Mysteries had “pun” titles like Cloak and Lager, about a beer-brewing sleuth investigating a murder in the local ale house. Okay…I made that up. But you get the point. They’re all cutesy titles that combine the mystery angle with the sleuth’s daily career.

Historical romances read like “How to” manuals: How To Snare a Scoundrel, or Canoodling With a Count. Contemporary romances feature the same tired tropes: secret babies, the ex is back in town, and (the squickiest of all!) I Married My Brother-In-Law. The paranormal romance selections are top-heavy with shapeshifters or vampires.
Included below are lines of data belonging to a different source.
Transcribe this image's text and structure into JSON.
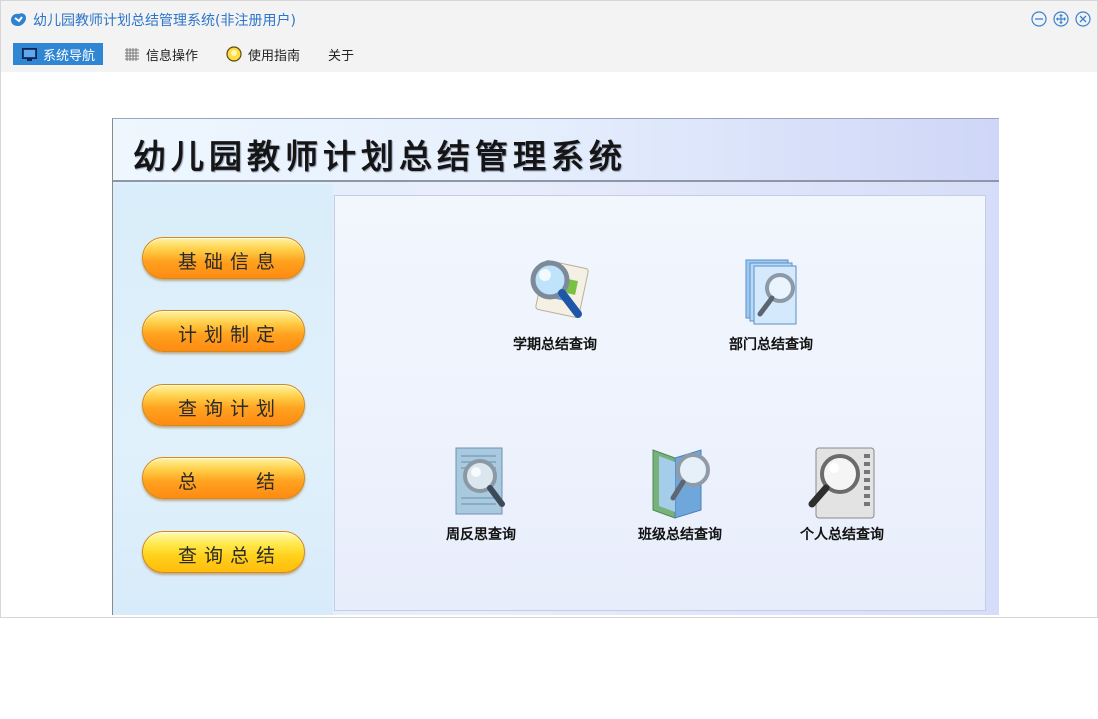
{
  "window": {
    "title": "幼儿园教师计划总结管理系统(非注册用户)",
    "accent": "#2f86d3"
  },
  "menu": {
    "items": [
      {
        "label": "系统导航",
        "icon": "monitor-icon",
        "active": true
      },
      {
        "label": "信息操作",
        "icon": "grid-icon",
        "active": false
      },
      {
        "label": "使用指南",
        "icon": "lightbulb-icon",
        "active": false
      },
      {
        "label": "关于",
        "icon": "",
        "active": false
      }
    ]
  },
  "banner": {
    "title": "幼儿园教师计划总结管理系统"
  },
  "sidebar": {
    "buttons": [
      {
        "label": "基础信息"
      },
      {
        "label": "计划制定"
      },
      {
        "label": "查询计划"
      },
      {
        "label": "总    结"
      },
      {
        "label": "查询总结"
      }
    ]
  },
  "queries": {
    "items": [
      {
        "label": "学期总结查询",
        "icon": "semester-search-icon"
      },
      {
        "label": "部门总结查询",
        "icon": "department-search-icon"
      },
      {
        "label": "周反思查询",
        "icon": "weekly-search-icon"
      },
      {
        "label": "班级总结查询",
        "icon": "class-search-icon"
      },
      {
        "label": "个人总结查询",
        "icon": "personal-search-icon"
      }
    ]
  }
}
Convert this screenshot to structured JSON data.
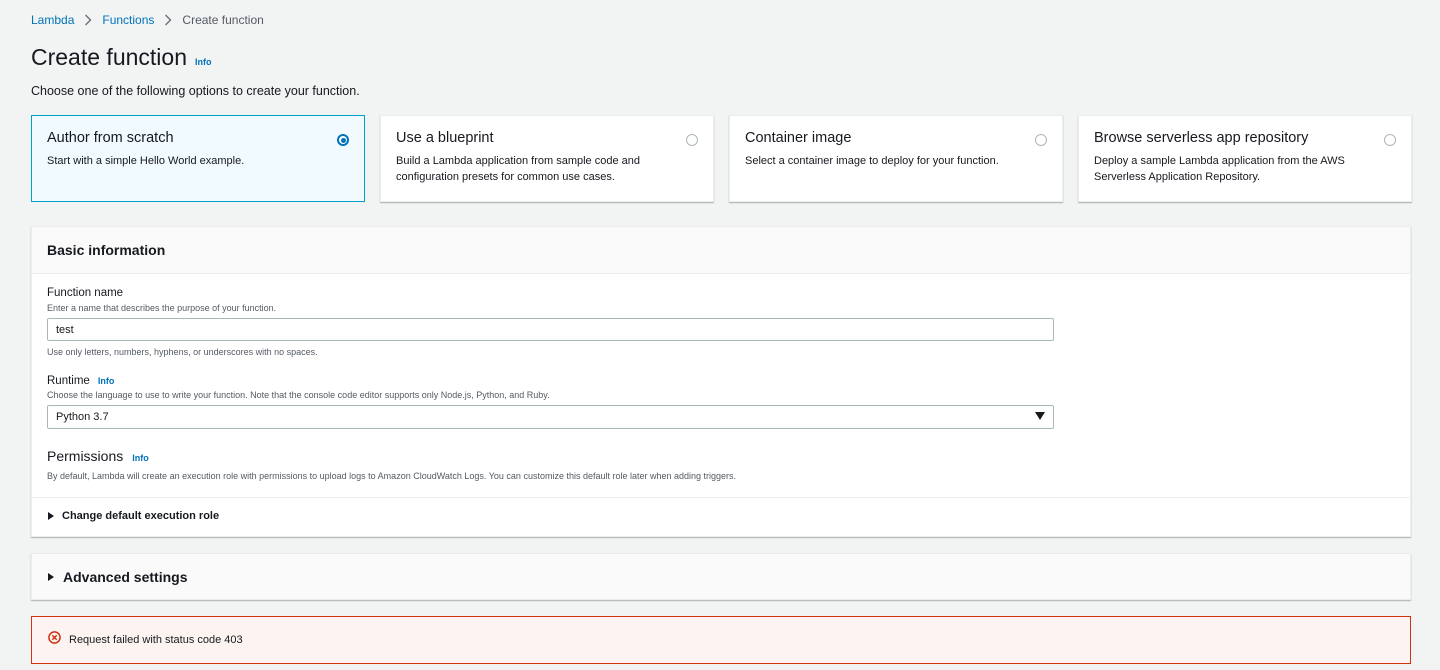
{
  "breadcrumb": {
    "items": [
      "Lambda",
      "Functions"
    ],
    "current": "Create function"
  },
  "page": {
    "title": "Create function",
    "info_label": "Info",
    "subtitle": "Choose one of the following options to create your function."
  },
  "options": [
    {
      "title": "Author from scratch",
      "description": "Start with a simple Hello World example.",
      "selected": true
    },
    {
      "title": "Use a blueprint",
      "description": "Build a Lambda application from sample code and configuration presets for common use cases.",
      "selected": false
    },
    {
      "title": "Container image",
      "description": "Select a container image to deploy for your function.",
      "selected": false
    },
    {
      "title": "Browse serverless app repository",
      "description": "Deploy a sample Lambda application from the AWS Serverless Application Repository.",
      "selected": false
    }
  ],
  "basic_info": {
    "heading": "Basic information",
    "function_name": {
      "label": "Function name",
      "description": "Enter a name that describes the purpose of your function.",
      "value": "test",
      "constraint": "Use only letters, numbers, hyphens, or underscores with no spaces."
    },
    "runtime": {
      "label": "Runtime",
      "info_label": "Info",
      "description": "Choose the language to use to write your function. Note that the console code editor supports only Node.js, Python, and Ruby.",
      "value": "Python 3.7"
    },
    "permissions": {
      "label": "Permissions",
      "info_label": "Info",
      "description": "By default, Lambda will create an execution role with permissions to upload logs to Amazon CloudWatch Logs. You can customize this default role later when adding triggers.",
      "expander": "Change default execution role"
    }
  },
  "advanced": {
    "label": "Advanced settings"
  },
  "error": {
    "message": "Request failed with status code 403",
    "color": "#d13212"
  },
  "colors": {
    "link": "#0073bb",
    "selected_border": "#00a1c9",
    "selected_bg": "#f1faff",
    "page_bg": "#f2f3f3"
  }
}
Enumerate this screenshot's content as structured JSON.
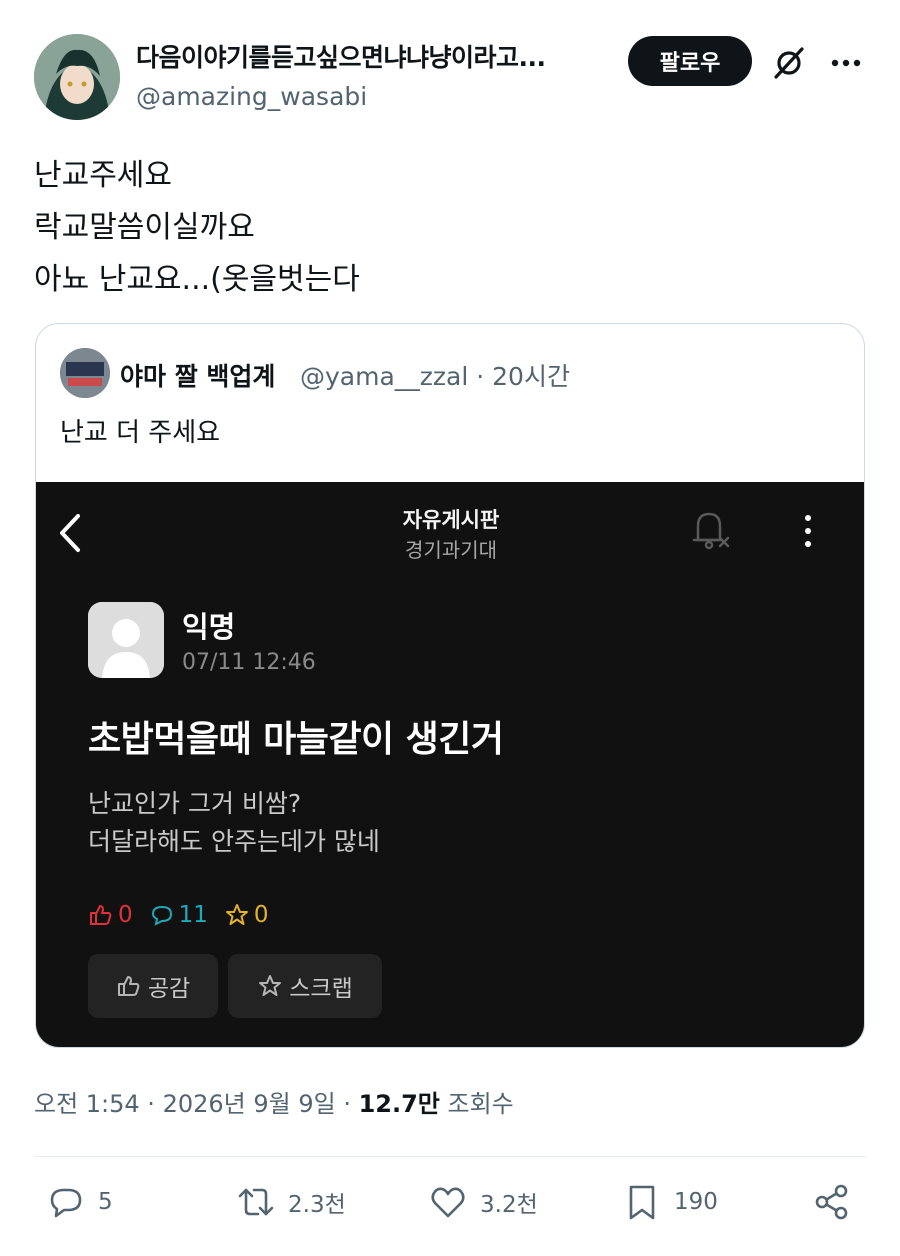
{
  "author": {
    "display_name": "다음이야기를듣고싶으면냐냐냥이라고...",
    "handle": "@amazing_wasabi",
    "follow_label": "팔로우"
  },
  "tweet": {
    "lines": [
      "난교주세요",
      "락교말씀이실까요",
      "아뇨 난교요...(옷을벗는다"
    ]
  },
  "quote": {
    "name": "야마 짤 백업계",
    "handle_time": "@yama__zzal · 20시간",
    "text": "난교 더 주세요",
    "embed": {
      "board": "자유게시판",
      "sub": "경기과기대",
      "author": "익명",
      "time": "07/11 12:46",
      "title": "초밥먹을때 마늘같이 생긴거",
      "body": [
        "난교인가 그거 비쌈?",
        "더달라해도 안주는데가 많네"
      ],
      "likes": "0",
      "comments": "11",
      "scraps": "0",
      "like_btn": "공감",
      "scrap_btn": "스크랩",
      "like_color": "#e0303a",
      "comment_color": "#1fa9b8",
      "scrap_color": "#e2b227"
    }
  },
  "meta": {
    "time_date": "오전 1:54 · 2026년 9월 9일 · ",
    "views": "12.7만",
    "views_label": " 조회수"
  },
  "actions": {
    "replies": "5",
    "reposts": "2.3천",
    "likes": "3.2천",
    "bookmarks": "190"
  }
}
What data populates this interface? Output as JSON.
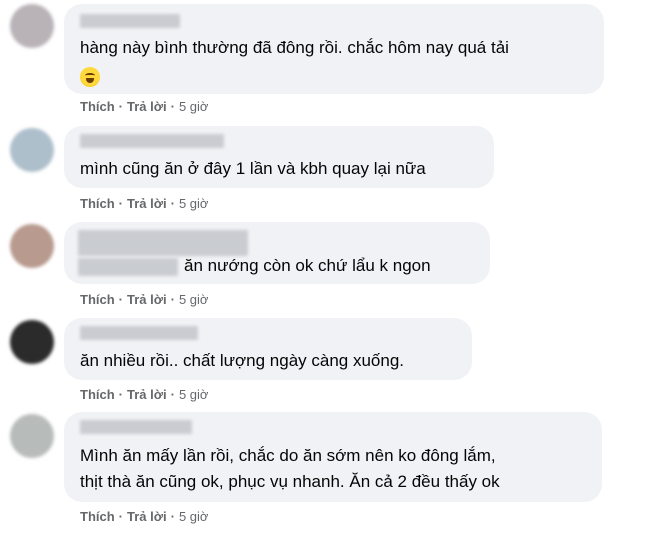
{
  "actions": {
    "like": "Thích",
    "reply": "Trả lời",
    "separator": "·"
  },
  "comments": [
    {
      "lines": [
        "hàng này bình thường đã đông rồi. chắc hôm nay quá tải"
      ],
      "has_emoji": true,
      "time": "5 giờ",
      "avatar_color": "#b9b3b8"
    },
    {
      "lines": [
        "mình cũng ăn ở đây 1 lần và kbh quay lại nữa"
      ],
      "time": "5 giờ",
      "avatar_color": "#aebfcc"
    },
    {
      "lines": [
        "ăn nướng còn ok chứ lẩu k ngon"
      ],
      "time": "5 giờ",
      "avatar_color": "#b89a8f"
    },
    {
      "lines": [
        "ăn nhiều rồi.. chất lượng ngày càng xuống."
      ],
      "time": "5 giờ",
      "avatar_color": "#2b2b2b"
    },
    {
      "lines": [
        "Mình ăn mấy lần rồi, chắc do ăn sớm nên ko đông lắm,",
        "thịt thà ăn cũng ok, phục vụ nhanh. Ăn cả 2 đều thấy ok"
      ],
      "time": "5 giờ",
      "avatar_color": "#b7bcba"
    }
  ]
}
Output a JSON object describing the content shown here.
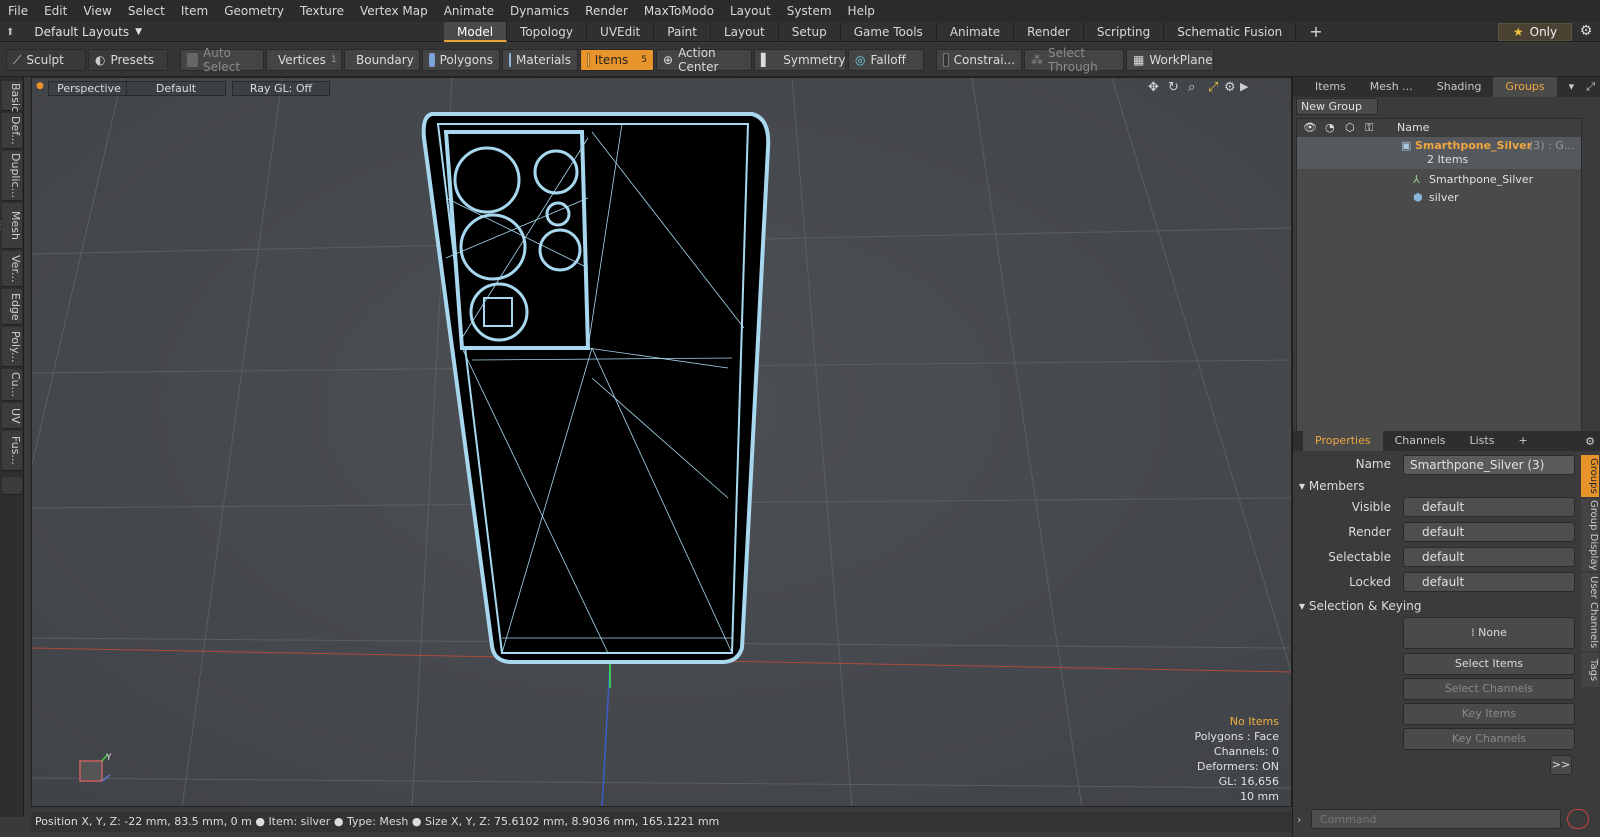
{
  "menu": [
    "File",
    "Edit",
    "View",
    "Select",
    "Item",
    "Geometry",
    "Texture",
    "Vertex Map",
    "Animate",
    "Dynamics",
    "Render",
    "MaxToModo",
    "Layout",
    "System",
    "Help"
  ],
  "layout_selector": "Default Layouts",
  "tabs": [
    "Model",
    "Topology",
    "UVEdit",
    "Paint",
    "Layout",
    "Setup",
    "Game Tools",
    "Animate",
    "Render",
    "Scripting",
    "Schematic Fusion"
  ],
  "active_tab": "Model",
  "only_label": "Only",
  "toolbar": {
    "sculpt": "Sculpt",
    "presets": "Presets",
    "auto_select": "Auto Select",
    "vertices": "Vertices",
    "vertices_count": "1",
    "boundary": "Boundary",
    "polygons": "Polygons",
    "materials": "Materials",
    "items": "Items",
    "items_count": "5",
    "action_center": "Action Center",
    "symmetry": "Symmetry",
    "falloff": "Falloff",
    "constraints": "Constrai...",
    "select_through": "Select Through",
    "workplane": "WorkPlane"
  },
  "left_tabs": [
    "Basic",
    "Def...",
    "Duplic...",
    "Mesh ...",
    "Ver...",
    "Edge",
    "Poly...",
    "Cu...",
    "UV",
    "Fus..."
  ],
  "viewport": {
    "view": "Perspective",
    "shading": "Default",
    "raygl": "Ray GL: Off"
  },
  "vp_info": {
    "no_items": "No Items",
    "polygons": "Polygons : Face",
    "channels": "Channels: 0",
    "deformers": "Deformers: ON",
    "gl": "GL: 16,656",
    "scale": "10 mm"
  },
  "status": {
    "position": "Position X, Y, Z:  -22 mm, 83.5 mm, 0 m",
    "item": "Item:  silver",
    "type": "Type:  Mesh",
    "size": "Size X, Y, Z:   75.6102 mm, 8.9036 mm, 165.1221 mm"
  },
  "top_tabs": [
    "Items",
    "Mesh ...",
    "Shading",
    "Groups"
  ],
  "active_top_tab": "Groups",
  "new_group": "New Group",
  "list_header": "Name",
  "group": {
    "name": "Smarthpone_Silver",
    "suffix": "(3) : G...",
    "count": "2 Items",
    "children": [
      "Smarthpone_Silver",
      "silver"
    ]
  },
  "bottom_tabs": [
    "Properties",
    "Channels",
    "Lists"
  ],
  "active_bottom_tab": "Properties",
  "props": {
    "name_label": "Name",
    "name_value": "Smarthpone_Silver (3)",
    "members": "Members",
    "visible": "Visible",
    "render": "Render",
    "selectable": "Selectable",
    "locked": "Locked",
    "dd_value": "default",
    "sel_keying": "Selection & Keying",
    "none": "None",
    "select_items": "Select Items",
    "select_channels": "Select Channels",
    "key_items": "Key Items",
    "key_channels": "Key Channels",
    "more": ">>"
  },
  "side_tabs": [
    "Groups",
    "Group Display",
    "User Channels",
    "Tags"
  ],
  "command_placeholder": "Command",
  "colors": {
    "accent": "#e8942a",
    "wire": "#a8d8f0"
  }
}
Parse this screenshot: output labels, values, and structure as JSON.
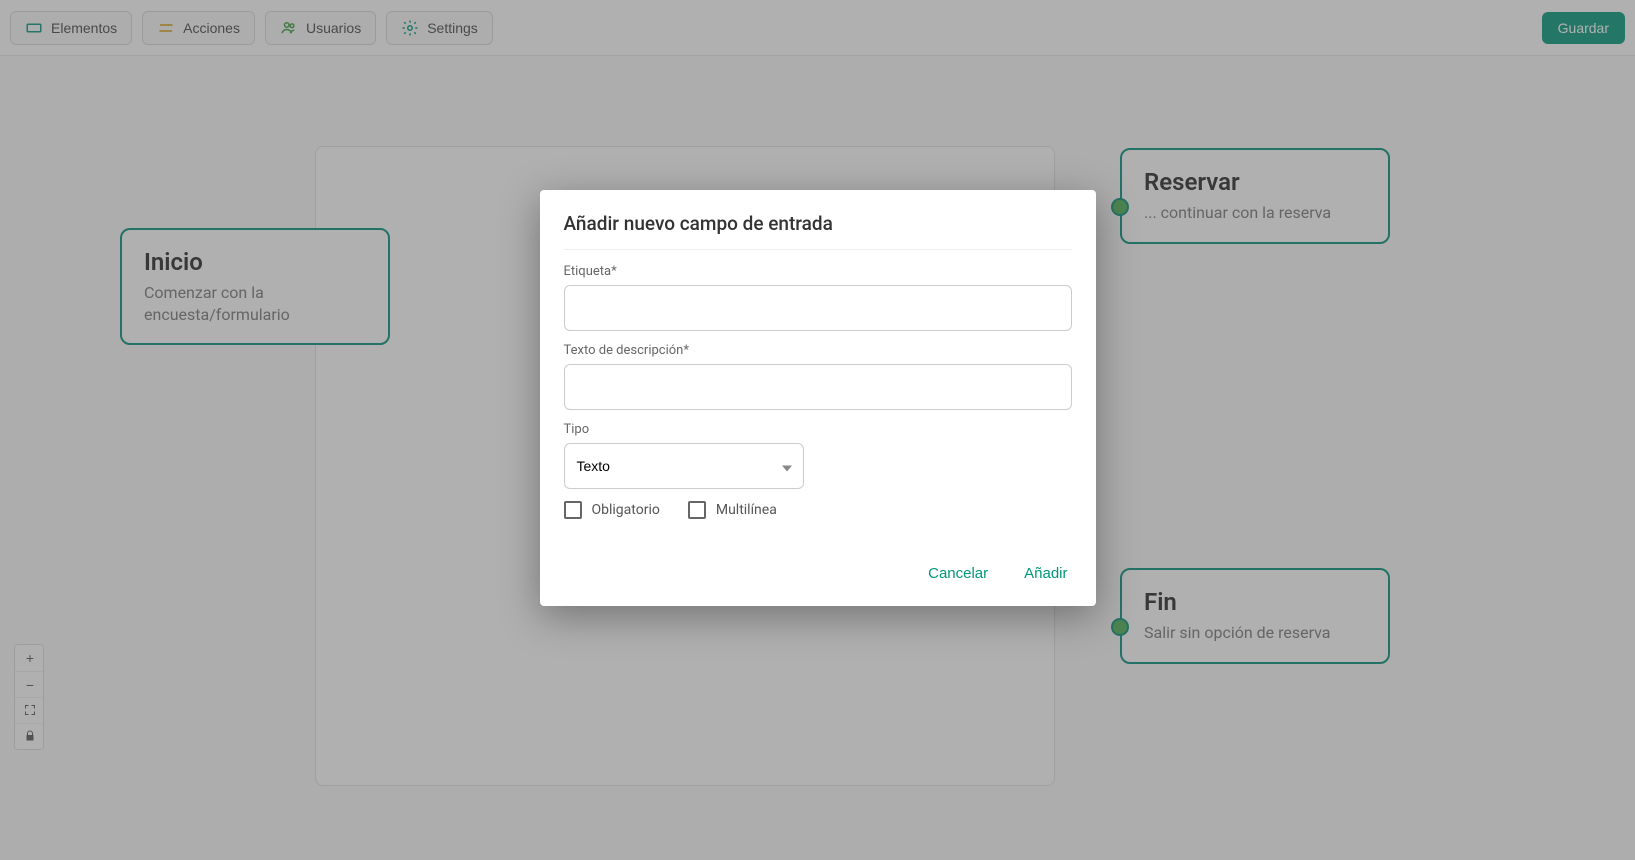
{
  "toolbar": {
    "elements_label": "Elementos",
    "actions_label": "Acciones",
    "users_label": "Usuarios",
    "settings_label": "Settings",
    "save_label": "Guardar"
  },
  "nodes": {
    "start": {
      "title": "Inicio",
      "subtitle": "Comenzar con la encuesta/formulario"
    },
    "reserve": {
      "title": "Reservar",
      "subtitle": "... continuar con la reserva"
    },
    "end": {
      "title": "Fin",
      "subtitle": "Salir sin opción de reserva"
    }
  },
  "modal": {
    "title": "Añadir nuevo campo de entrada",
    "label_field": "Etiqueta*",
    "description_field": "Texto de descripción*",
    "type_field": "Tipo",
    "type_value": "Texto",
    "required_label": "Obligatorio",
    "multiline_label": "Multilínea",
    "cancel_label": "Cancelar",
    "add_label": "Añadir"
  },
  "zoom": {
    "in": "+",
    "out": "−",
    "fit": "⛶",
    "lock": "🔒"
  }
}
Contrast the library shelves with my Kindle app. Sure, you’ll find the pun-titled mysteries, the how-to historicals, the traditional tropes of contemporaries (even the squickiest ones), and you can be up to your eyeteeth in vampires or shapeshifters, if that’s what you want. But you’ll also find the unusual, the stuff that traditional publishing’s agents and editors said they “couldn’t sell.” These are rare gems, often found in mountains of pebbles that you’ll have to sift through. Believe me when I say, I’ve read some stinkers on my Kindle. But I can usually tell by the online blurb or certainly within the first chapter if the book is not going to live up to my (admittedly) high expectations.

And every once in a while, I find the diamond in the rough. When that happens, I feel like I’m the first one let in on a delicious secret. And my general reaction is usually, “Why didn’t NY grab this beauty?” But I already know the answer. Do you? Because these rare gems don’t fit into NY publishing’s box.

The Big Six of traditional NY publishing churn out the same product month after month, year after year. That’s what sells, so that’s what they want. They’re terrified to take a chance on something new, something unusual, something with a strong authorial voice or an odd point of view. “Different” manuscripts need not apply. Got a historical featuring a Scottish laird and an English lady? Send it to NY! Set the story in ancient Rome, though, and they “can’t sell” it. Writing a mystery where the police actually solve the crime? Fuhgeddaboutit. The Keystone Kops solved more crimes than the current crop of homicide detectives in mystery fiction. Everyone knows that the cupcake baker or the dogwalker will save the day! And they’ll do it while wearing the cutest shoes!

Don’t believe me? Look around. You’re already seeing variations on the Fifty Shades phenomenon. Black and gray covers, some books that even use the same title formation or rhythm, (i.e.: Twenty Verses of Solomon. Don’t look for that one; I made it up.) are already hitting the shelves. That’s NY publishing for you.

But there’s hope for Indie Publishing. Twenty-five years ago, Hollywood shunned the indie movie productions, films that were created outside the status quo of the industry’s studio system. Time and talent changed all that. Quentin Tarantino, the Coen brothers, James Cameron, Spike Lee, and Steven Soderburgh were among the creators who changed the game.

I truly believe the same will happen in publishing. And I can’t wait to see it.